Senior Fellow at the Competitive Enterprise Institute Marlo Lewis responded today to a federal appeals court decision to dismiss a lawsuit against the Environmental Protection Agency’s proposed power plant rule:
“After reviewing the oral argument, it is disappointing, though no surprise, that the Court, purely for reasons of judicial restraint, declined to rule on the merits of the lawsuit against EPA. The basic legal theory underpinning EPA’s Clean Power Plan is for all intents and purposes a final agency action, and we’ve already seen harm to petitioner Murray Energy from EPA’s proposal. I am confident that the Murray petitioners will eventually prevail and the rule will be overturned.”

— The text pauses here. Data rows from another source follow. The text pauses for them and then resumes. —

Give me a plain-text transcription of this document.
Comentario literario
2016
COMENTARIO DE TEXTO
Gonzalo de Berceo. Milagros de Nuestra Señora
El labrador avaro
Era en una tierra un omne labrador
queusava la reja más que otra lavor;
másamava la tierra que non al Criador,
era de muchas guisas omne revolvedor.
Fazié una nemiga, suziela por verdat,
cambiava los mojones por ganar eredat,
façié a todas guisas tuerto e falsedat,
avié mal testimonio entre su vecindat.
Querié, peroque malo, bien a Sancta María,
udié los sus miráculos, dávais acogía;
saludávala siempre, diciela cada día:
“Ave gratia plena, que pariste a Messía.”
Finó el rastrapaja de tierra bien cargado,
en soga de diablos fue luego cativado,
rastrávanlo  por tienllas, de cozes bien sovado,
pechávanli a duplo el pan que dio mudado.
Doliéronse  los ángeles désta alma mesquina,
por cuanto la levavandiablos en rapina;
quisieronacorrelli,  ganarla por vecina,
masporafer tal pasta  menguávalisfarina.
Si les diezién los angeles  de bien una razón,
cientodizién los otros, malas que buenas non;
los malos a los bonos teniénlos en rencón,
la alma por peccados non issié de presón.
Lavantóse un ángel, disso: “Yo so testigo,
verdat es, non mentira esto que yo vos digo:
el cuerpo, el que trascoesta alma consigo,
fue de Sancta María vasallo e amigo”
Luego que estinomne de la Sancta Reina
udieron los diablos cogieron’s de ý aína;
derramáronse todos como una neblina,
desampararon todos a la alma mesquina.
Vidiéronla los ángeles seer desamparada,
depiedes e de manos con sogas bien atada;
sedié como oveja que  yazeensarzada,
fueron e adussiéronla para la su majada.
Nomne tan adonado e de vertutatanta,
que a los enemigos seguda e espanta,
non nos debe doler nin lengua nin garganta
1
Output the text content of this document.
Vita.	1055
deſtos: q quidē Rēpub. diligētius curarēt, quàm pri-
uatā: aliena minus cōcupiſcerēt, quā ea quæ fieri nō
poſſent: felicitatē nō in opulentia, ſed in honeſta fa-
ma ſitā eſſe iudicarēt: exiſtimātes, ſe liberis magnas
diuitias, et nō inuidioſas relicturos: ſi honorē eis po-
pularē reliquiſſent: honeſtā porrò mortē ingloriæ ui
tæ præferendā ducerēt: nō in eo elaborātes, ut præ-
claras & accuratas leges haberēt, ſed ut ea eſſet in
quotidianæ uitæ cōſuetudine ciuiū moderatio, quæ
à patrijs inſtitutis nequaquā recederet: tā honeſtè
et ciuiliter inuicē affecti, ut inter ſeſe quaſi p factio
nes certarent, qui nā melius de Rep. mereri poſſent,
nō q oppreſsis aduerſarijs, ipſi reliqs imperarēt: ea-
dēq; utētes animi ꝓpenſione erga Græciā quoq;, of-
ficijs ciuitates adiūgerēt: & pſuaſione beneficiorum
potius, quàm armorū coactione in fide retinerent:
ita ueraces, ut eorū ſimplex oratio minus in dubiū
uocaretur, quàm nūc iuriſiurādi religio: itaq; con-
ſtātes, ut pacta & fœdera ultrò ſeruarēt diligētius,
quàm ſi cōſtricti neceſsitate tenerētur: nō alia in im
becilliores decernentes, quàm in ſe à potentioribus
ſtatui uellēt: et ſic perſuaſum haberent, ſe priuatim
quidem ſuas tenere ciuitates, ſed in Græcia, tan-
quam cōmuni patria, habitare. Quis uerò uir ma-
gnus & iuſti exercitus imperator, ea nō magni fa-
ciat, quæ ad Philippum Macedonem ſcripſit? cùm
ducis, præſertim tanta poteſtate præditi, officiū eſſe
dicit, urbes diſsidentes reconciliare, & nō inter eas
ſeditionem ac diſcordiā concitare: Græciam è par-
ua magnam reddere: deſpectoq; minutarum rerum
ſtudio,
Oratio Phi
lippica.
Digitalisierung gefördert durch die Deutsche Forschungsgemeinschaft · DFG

Will Yeatman, CEI’s senior fellow specializing in environmental policy and energy markets added:
“The court did not tip its hand regarding the merits of the petitioners’ challenge to the rule, which was based on the argument that EPA lacks the authority to issue the Clean Power Plan. If the rule is promulgated in August, as expected, opponents of the Clean Power Plan will immediately have the opportunity to test their argument again and seek a stay of the regulation.”
Chris Horner, senior fellow with CEI said:
“By not agreeing to hear the merits of an agency action whose harms are already being felt, the court is encouraging activist agencies to act unlawfully or overreach in the hope that they can achieve their objectives, in this case to "bankrupt" an industry and cause electricity rates to "necessarily skyrocket", just by trying.
By refusing to hear the merits when the harms that are intended are already being felt, this encourages and enables activist bureaucrats and regulators to try and win by proposing rules, no longer just by succeeding.”